We Need a Gospel, Not a Theology

May 14, 2013

So, in the power of the Lord Jesus Christ preach the everlasting gospel, that by his power the sick may be healed, the leprous cleansed, the dead raised, the blind eyes opened, and the devils cast out.
– George Fox, Epistle 114 (1656), in Works, v. 7, p. 114.

We Friends need a theology, some say: perhaps something more modern than the Apology Robert Barclay gave us in the 1670s, when the world was thought to be only thousands of years old and Moses’ history of it accurate. I agree! It would be priceless to have good information about God. For what can we understand about our own condition if we know nothing about the One responsible for our being? Only that we’re walking around in deep ignorance. Is God heartless, cruel, capricious? Then why is there suffering? Does God have a will, or care about human morality? Is there any way for creatures to know their Creator? Why do different scriptures and philosophies disagree about what God wants from us?

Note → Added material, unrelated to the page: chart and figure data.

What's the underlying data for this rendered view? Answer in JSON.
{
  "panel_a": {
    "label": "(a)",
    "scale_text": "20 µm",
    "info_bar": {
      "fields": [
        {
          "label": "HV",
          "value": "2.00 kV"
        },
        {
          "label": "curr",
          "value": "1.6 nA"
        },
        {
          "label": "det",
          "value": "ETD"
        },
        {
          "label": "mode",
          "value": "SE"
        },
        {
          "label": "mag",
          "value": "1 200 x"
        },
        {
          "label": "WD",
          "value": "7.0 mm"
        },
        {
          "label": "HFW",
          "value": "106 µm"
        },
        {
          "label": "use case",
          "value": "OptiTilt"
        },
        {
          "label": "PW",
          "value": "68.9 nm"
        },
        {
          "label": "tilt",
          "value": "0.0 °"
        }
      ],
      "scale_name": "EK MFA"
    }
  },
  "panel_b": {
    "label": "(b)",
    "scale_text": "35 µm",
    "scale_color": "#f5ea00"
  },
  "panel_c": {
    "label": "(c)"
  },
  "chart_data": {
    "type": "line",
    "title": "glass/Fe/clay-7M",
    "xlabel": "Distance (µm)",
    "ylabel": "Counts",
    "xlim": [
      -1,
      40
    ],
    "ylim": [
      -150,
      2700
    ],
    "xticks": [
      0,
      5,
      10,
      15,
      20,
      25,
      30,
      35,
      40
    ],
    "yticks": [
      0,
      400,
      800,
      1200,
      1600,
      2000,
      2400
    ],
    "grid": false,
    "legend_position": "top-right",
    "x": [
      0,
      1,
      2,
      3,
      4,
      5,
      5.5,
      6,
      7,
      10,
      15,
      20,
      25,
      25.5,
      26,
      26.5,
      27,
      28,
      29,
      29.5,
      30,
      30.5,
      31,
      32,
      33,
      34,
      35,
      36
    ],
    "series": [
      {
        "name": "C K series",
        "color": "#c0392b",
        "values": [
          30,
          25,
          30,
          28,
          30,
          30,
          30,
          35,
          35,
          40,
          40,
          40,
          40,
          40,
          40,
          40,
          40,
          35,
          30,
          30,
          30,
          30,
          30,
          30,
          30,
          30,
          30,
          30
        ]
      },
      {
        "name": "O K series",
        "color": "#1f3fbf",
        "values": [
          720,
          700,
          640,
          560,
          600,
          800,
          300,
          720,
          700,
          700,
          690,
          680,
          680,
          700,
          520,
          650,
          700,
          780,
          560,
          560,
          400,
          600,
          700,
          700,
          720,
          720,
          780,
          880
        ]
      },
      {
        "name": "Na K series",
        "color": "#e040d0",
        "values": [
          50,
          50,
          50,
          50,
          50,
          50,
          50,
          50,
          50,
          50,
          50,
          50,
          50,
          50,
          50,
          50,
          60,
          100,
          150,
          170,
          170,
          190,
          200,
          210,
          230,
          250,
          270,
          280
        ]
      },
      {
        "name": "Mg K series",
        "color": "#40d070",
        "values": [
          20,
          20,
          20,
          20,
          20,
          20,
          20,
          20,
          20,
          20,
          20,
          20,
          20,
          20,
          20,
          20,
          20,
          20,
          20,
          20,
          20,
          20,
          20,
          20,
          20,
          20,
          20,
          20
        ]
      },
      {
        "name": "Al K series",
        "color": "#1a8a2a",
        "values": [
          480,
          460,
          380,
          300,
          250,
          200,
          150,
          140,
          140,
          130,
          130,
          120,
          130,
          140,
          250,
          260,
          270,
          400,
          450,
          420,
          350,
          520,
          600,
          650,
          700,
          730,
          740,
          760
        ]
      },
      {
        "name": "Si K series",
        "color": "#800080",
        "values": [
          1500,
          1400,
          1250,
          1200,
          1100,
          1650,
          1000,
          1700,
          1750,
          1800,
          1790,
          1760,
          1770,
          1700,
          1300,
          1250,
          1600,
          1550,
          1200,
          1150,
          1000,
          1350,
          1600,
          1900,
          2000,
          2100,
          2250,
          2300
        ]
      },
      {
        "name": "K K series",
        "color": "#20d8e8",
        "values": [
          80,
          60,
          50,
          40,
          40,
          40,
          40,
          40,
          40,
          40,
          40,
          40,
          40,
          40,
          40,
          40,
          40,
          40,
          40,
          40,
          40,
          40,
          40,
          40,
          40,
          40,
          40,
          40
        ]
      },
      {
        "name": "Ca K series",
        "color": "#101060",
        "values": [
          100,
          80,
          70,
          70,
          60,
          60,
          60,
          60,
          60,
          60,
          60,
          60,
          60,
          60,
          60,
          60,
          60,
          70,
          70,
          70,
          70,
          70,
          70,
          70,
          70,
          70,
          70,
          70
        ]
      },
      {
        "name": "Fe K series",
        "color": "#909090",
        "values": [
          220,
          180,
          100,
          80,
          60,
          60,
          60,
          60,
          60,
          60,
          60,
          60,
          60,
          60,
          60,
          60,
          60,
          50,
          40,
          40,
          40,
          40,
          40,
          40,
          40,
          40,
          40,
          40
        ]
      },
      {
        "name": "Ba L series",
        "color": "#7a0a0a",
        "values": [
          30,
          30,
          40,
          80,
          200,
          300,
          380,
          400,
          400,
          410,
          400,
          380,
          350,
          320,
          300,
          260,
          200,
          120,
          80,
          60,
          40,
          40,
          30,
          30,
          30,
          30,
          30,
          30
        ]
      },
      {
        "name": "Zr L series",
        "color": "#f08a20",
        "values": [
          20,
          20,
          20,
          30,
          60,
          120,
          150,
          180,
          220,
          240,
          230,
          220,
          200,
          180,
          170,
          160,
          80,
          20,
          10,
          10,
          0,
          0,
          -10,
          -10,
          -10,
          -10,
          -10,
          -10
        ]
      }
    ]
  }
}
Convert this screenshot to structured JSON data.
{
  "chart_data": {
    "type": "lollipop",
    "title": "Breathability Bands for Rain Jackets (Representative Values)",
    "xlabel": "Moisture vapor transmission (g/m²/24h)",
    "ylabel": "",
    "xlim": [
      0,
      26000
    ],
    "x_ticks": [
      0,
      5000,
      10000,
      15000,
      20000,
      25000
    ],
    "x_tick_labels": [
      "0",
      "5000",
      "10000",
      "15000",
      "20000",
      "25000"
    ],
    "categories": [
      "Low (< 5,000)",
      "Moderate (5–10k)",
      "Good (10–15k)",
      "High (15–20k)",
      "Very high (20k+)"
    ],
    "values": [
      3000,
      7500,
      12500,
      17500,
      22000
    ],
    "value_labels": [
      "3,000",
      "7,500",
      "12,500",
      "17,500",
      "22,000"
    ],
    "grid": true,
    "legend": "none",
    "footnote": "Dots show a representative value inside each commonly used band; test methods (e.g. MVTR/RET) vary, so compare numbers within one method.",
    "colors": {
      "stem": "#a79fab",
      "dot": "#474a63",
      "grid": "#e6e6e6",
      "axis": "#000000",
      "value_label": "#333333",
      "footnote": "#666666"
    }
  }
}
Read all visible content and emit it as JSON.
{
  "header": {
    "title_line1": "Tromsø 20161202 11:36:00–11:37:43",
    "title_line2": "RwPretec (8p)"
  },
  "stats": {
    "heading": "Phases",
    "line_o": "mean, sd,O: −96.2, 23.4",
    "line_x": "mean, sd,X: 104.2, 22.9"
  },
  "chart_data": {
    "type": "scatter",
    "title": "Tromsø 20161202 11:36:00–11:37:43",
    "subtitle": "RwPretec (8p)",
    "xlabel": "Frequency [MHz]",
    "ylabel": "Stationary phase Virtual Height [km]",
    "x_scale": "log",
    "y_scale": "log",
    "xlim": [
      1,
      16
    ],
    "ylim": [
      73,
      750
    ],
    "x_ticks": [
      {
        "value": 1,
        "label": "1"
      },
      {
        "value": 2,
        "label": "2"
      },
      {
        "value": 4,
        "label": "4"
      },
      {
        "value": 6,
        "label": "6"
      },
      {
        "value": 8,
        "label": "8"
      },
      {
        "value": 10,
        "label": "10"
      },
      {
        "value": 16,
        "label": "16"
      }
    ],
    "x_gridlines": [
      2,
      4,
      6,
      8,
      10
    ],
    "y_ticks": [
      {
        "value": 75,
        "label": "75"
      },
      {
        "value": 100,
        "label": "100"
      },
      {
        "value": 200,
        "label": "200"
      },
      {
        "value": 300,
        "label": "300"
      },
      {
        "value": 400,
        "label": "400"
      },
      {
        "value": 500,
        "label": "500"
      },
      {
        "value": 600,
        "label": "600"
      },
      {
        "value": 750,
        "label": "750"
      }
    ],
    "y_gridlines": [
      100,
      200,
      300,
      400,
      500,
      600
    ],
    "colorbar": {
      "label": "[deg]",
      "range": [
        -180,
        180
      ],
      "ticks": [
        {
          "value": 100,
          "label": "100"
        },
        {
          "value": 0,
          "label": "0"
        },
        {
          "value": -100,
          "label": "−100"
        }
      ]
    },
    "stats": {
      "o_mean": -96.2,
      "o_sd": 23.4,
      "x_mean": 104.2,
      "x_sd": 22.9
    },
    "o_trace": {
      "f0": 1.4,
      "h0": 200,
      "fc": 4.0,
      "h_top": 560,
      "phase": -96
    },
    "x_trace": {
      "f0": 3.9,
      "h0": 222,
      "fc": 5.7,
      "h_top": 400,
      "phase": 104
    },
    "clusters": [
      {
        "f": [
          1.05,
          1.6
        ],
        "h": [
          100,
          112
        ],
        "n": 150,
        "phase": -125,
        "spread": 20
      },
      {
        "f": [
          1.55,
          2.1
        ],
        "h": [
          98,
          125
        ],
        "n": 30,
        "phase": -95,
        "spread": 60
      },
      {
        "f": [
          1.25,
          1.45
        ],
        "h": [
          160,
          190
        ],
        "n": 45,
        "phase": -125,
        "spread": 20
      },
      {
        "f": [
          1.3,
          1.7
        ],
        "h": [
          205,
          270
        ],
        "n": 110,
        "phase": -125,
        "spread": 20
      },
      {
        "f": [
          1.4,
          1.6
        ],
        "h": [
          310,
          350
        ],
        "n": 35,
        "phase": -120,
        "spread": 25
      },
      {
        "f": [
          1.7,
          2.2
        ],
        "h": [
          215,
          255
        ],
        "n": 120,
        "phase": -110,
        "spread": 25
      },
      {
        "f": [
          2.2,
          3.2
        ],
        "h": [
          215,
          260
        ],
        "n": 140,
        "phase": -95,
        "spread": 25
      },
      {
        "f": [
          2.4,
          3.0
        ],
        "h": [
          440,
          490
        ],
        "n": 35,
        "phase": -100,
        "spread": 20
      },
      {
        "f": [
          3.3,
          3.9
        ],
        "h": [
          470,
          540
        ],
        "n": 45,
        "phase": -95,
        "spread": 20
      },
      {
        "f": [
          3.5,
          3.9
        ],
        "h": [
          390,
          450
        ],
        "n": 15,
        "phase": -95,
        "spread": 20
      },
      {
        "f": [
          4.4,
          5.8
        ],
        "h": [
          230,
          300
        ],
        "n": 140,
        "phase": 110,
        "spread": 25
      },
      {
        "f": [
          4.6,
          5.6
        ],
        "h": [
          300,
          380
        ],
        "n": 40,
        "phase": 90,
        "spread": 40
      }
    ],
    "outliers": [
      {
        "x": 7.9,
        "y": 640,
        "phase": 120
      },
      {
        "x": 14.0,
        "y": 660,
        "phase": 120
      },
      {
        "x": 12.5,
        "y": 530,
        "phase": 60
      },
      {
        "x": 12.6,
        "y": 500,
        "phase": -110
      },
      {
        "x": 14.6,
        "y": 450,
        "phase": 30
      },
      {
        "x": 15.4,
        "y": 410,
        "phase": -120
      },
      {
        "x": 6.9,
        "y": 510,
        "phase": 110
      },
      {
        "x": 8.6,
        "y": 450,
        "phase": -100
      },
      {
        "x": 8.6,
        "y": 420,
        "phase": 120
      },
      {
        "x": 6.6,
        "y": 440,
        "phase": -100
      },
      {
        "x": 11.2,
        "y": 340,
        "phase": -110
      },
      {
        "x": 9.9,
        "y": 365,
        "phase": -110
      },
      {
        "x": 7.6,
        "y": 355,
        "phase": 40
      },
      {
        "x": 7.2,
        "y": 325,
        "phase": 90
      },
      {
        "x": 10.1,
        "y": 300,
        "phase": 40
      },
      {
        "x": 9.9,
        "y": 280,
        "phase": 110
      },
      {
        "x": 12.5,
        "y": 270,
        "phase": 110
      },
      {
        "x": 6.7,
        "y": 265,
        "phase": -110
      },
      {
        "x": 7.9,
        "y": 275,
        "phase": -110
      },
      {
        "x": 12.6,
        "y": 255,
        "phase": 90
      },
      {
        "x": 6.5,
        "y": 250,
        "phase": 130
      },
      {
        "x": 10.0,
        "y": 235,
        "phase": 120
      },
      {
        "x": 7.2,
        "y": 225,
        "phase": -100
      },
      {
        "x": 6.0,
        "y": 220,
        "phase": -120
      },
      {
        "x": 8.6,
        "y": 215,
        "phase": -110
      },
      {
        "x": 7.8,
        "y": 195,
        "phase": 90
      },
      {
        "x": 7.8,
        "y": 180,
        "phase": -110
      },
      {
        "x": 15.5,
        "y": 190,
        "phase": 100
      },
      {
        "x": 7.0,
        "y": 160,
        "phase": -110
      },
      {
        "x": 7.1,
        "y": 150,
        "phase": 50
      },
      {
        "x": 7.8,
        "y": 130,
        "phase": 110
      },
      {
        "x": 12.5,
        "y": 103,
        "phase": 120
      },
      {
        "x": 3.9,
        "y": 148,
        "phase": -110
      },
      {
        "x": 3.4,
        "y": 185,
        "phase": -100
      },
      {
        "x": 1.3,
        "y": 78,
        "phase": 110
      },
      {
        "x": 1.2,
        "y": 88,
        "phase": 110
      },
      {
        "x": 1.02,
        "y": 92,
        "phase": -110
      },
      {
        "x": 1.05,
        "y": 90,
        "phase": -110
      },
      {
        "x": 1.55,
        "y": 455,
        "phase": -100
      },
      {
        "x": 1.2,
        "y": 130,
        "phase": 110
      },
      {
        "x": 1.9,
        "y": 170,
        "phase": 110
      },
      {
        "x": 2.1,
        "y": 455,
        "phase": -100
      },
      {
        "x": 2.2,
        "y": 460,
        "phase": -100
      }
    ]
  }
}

But information alone could not cure our ignorance, or our clearly evident bondage to sin and death. And the most perfect theological teaching could not save us from this unhappy exile from the immediately experienced presence of the Source of All Good. “Behold, I go forward, but he is not there; and backward, but I cannot perceive him” (Job 23:8).

Much more than good information, therefore, do we need good news: words that heal us when they say “be healed,” words that save us when they say “be saved,” words that reveal God when they say “behold your God.” That’s what a gospel does, or is expected to do. A gospel, unlike a mere theology, is a manifestation of divine power. If it doesn’t mend the broken, raise up the fallen, destroy the works of the devil and set free the captive, it’s not a gospel worthy of the name.

“The gospel of Christ,” wrote Paul (Romans 1:16), “is the power of God unto salvation.” The gospel of Christ was but an unfulfilled prophecy in Isaiah 61 until Jesus read it aloud in the Nazareth synagogue (Luke 4:16-21), then proceeded to do deeds that showed the world He was fulfilling it. What is a gospel? A gospel would not only show me something of the glory and goodness of God, it would allow me to find a Savior and say, “Behold, I’m a corrupt tree that produces only corrupt fruit; make me into a good tree, and I’ll glorify you by producing only good fruit” – and my Savior would do it.

Every human heart yearns for a gospel, a great truth that makes possible a happy ending to our small and disappointing existences, because that’s what the heart seems to have been made to do: but most of us don’t expect such good tidings of great joy in our own time or in our own lives. But why not? Have we forgotten how to imagine the very good, or are we afraid to risk disappointment? Or are we afraid of what a Pearl of Great Price might cost us? Do we want the miracles of Jesus to exist only in a book about long ago and far away? Shall we dismiss His promise to be with us always, even to the end of the world, as something He never really said, or didn’t mean literally, because it can’t be true?

Looking into my own heart for the answer, or everyone’s heart, I find that we’re mostly content with things as they are, and don’t like leaving our comfort zone. Only when we find ourselves tormented by life, and bereft of faith in the fantasy that attacking someone else will relieve the torment, do we become like the disabled and desperate people of long ago that sought out Jesus of Nazareth for healing. Otherwise – why leave the comfort zone?

I find two other things, besides torment, that push us out of our comfort zone: one is love, which makes the torment of others as intolerable as torment to ourselves. The other is the realization that our comfort zone is maintained by illusions and lies, chief among which is that its comfort will last indefinitely. It never does. And then something – torment, love, or disillusionment – makes us feel our crying need for a gospel. One is there waiting for us.

Grant us, Lord, not merely the transforming and awakening power of Your gospel, but the faith and courage to receive it. Have we resistances? We welcome Your sweeping them away.